Defense media has been rife with talk about anti-ship missiles in recent months, thanks in no small part to the lead China and Russia have on the United States when it comes to fielding hypersonic platforms. With the U.S. military turning its attention toward a return to near-peer level conflicts and tensions continuing to escalate in the South China Sea, the ability to target and strike a vessel from standoff distance has never been more important. Still, for all the talk about the ways in which the world’s militaries hopes to sink enemy vessels, not much attention has been paid to just how hard it can be to sink a ship purpose-built for war.

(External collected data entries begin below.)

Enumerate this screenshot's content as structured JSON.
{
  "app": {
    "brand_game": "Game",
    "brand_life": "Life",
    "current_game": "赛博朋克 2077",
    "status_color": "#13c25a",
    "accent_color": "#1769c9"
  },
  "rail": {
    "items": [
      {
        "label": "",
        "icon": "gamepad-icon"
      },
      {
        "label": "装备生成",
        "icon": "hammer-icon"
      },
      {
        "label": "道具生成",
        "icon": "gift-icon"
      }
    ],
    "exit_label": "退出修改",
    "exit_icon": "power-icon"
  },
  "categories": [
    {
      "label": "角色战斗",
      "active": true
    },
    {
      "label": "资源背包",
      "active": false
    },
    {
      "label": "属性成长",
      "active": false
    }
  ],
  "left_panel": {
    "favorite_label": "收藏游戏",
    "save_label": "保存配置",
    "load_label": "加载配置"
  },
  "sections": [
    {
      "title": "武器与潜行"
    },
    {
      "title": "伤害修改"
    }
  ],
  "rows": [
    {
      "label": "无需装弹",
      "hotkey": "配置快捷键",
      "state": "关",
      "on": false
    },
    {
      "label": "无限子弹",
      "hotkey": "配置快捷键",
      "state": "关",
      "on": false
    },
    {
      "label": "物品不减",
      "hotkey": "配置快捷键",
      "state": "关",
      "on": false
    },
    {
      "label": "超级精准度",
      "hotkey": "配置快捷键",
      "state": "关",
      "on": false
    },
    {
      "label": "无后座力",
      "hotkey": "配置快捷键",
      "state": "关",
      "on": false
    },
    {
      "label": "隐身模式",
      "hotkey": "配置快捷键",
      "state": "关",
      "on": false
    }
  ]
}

Because warships float atop the surface of what would be their very undoing, one would think sinking one is as simple as penetrating the hull at or below the water line. As water rushes in, the ship’s buoyancy would be compromised and it would stop floating. But reality isn’t quite so simple.

In order to sink a ship, you’ve got to hit it, which represents the first serious hurdle for anti-ship weapons platforms. Even America’s massive aircraft carriers, measuring more than a thousand feet in length and housing thousands of sailors, amounts to a tiny speck of a target against the expansive backdrop of an ocean. Because carriers need to be on the move in order to launch aircraft, we’re talking about an exceptionally small target moving in erratic patterns at a great distance (as far as a thousand miles for some Chinese platforms).

Let’s assume that part of the equation is covered, either via an elaborate and capable targeting apparatus or because the target ship is, for some reason, stationary. Under most circumstances, simply hitting a ship still isn’t enough to sink it. To sink most modern warships, you need to rain a whole lot of hate down on it.